Search

Jawaban Ringkas tentang Hukum Nasyid

Posted by Zam on Sunday, December 1, 2013

“Nasyid” –menurut bahasa- adalah lantunan. Dahulu orang-orang Arab jahiliah biasa melantunkan syair-syair karya para pujangga yang terkenal di tempat-tempat umum, seperti di pasar dan lainnya. Ketika Islam datang, maka sebagian pujangga Islam membuat syair-syair yang mengandung pujian kepada Allah atau Islam.

Seiring perkembangan zaman, maka nasyid mulai berubah “wajah” dari sesuatu yang biasa-biasa saja menuju sesuatu yang amat mencengangkan. Dahulu para sahabat menganggap nasyid adalah lantunan biasa yang dipakai dalam menggiring hewan atau meninabobokkan anak, kini nasyid itu menjadi sarana dakwah yang dipakai dalam menarik hati orang kepada Islam.

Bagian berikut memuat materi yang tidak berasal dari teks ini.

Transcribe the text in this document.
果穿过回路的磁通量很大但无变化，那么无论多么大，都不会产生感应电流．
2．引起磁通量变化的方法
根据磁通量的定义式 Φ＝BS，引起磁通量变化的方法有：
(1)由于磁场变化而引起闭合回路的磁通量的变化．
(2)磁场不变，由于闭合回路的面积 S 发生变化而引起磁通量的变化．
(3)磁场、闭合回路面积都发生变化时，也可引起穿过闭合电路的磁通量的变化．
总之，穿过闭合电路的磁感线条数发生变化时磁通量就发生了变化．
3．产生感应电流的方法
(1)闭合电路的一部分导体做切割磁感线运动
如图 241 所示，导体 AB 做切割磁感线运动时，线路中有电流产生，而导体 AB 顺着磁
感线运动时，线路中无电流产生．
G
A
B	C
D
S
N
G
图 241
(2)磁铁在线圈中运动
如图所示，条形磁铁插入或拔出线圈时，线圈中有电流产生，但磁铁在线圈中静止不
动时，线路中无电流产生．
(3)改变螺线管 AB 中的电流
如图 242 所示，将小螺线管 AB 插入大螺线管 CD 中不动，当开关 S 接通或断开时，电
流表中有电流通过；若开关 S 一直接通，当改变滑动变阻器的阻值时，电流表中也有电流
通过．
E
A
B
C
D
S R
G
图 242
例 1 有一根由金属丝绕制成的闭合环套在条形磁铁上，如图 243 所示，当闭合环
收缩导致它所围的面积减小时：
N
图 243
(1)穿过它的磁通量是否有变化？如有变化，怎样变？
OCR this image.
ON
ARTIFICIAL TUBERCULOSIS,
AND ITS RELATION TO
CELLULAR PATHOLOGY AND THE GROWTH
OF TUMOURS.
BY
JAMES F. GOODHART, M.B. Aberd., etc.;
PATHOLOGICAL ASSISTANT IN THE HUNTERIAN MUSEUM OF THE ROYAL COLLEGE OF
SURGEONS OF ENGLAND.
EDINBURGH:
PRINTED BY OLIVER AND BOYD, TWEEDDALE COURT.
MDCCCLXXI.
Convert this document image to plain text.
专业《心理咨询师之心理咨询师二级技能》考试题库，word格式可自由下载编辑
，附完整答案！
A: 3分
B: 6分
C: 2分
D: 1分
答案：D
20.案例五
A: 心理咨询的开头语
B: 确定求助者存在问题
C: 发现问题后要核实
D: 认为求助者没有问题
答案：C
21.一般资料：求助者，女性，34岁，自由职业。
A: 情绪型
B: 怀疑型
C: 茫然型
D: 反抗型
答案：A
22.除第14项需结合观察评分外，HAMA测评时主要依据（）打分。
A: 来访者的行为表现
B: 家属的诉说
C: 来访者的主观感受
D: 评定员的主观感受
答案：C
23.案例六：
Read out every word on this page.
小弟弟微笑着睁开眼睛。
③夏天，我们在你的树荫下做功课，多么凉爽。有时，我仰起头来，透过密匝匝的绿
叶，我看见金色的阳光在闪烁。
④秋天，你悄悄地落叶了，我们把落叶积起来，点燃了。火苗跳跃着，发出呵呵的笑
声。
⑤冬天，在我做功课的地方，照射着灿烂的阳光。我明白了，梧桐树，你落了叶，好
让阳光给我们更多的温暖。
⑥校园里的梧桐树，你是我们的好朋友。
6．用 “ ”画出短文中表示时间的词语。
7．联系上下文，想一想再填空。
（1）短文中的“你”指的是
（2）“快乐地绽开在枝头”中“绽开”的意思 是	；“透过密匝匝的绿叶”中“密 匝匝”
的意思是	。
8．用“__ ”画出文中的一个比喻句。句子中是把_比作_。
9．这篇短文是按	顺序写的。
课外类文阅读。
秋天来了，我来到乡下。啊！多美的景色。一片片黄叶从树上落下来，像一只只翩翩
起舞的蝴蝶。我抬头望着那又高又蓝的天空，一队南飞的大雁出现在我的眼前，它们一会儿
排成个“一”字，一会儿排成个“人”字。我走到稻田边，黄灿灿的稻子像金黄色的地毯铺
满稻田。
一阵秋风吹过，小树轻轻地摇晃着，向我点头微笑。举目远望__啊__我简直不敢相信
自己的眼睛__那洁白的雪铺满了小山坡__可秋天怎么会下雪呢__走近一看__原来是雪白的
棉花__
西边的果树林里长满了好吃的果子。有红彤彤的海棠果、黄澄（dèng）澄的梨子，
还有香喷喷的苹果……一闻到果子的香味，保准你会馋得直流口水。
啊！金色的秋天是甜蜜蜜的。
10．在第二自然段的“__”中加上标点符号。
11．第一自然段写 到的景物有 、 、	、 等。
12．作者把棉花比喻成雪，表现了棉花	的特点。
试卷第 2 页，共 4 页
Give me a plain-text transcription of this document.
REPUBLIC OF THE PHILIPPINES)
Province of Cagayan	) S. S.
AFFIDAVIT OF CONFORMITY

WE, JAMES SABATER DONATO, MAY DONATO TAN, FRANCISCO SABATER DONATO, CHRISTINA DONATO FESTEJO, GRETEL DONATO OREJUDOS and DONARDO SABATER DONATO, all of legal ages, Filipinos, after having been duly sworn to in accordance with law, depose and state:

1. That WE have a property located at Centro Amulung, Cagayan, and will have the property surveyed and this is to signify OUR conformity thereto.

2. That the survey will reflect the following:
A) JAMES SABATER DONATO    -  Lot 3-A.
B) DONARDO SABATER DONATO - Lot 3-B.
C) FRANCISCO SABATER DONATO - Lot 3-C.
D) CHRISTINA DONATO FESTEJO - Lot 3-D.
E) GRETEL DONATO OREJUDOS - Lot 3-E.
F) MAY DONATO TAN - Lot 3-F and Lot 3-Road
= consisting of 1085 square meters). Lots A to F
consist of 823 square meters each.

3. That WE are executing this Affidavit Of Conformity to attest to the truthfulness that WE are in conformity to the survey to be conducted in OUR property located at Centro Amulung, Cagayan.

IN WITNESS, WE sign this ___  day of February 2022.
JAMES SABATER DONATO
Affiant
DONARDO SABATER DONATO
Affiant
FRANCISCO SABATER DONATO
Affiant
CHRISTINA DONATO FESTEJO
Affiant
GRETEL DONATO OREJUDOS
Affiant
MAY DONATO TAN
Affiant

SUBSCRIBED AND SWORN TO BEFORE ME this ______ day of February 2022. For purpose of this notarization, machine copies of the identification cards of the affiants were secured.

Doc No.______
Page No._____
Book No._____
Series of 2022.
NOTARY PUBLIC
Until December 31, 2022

Dahulu nasyid dilantunkan oleh mereka sekali-kali saja (misalnya, dalam Perang Khondaq)[1], namun kini nasyid itu dijadikan sesuatu bagaikan wirid dan dzikir yang harus dihafal pada setiap saat, bahkan nasyid-nasyid itu mengalahkan Al-Qur’an. Hal ini anda bisa lihat dalam perilaku para pencinta nasyid hari ini; mereka lebih menyibukkan diri dalam menghafal nasyid-nasyid dibandingkan menghafal Al-Qur’an dan Sunnah Nabi -Shallallahu alaihi wa sallam-. Mereka lebih sering ber-nasyid dan lebih kuat cintanya kepada nasyid daripada membaca dan mencintai Al-Qur’an.

Dahulu para sahabat menggunakan nasyid dalam menggiring hewan ternak dan menguatkan semangat untuk berjalan jauh, kini nasyid dipakai dalam menggiring para pemuda dan orang-orang fasiq menuju ke masjid. Dengan dalih dakwah. Lahiriahnya baik, namun belum tentu hakikatnya baik. Benarkah itu dakwah yang benar caranya? Nantikan jawabannya, Insya Allah.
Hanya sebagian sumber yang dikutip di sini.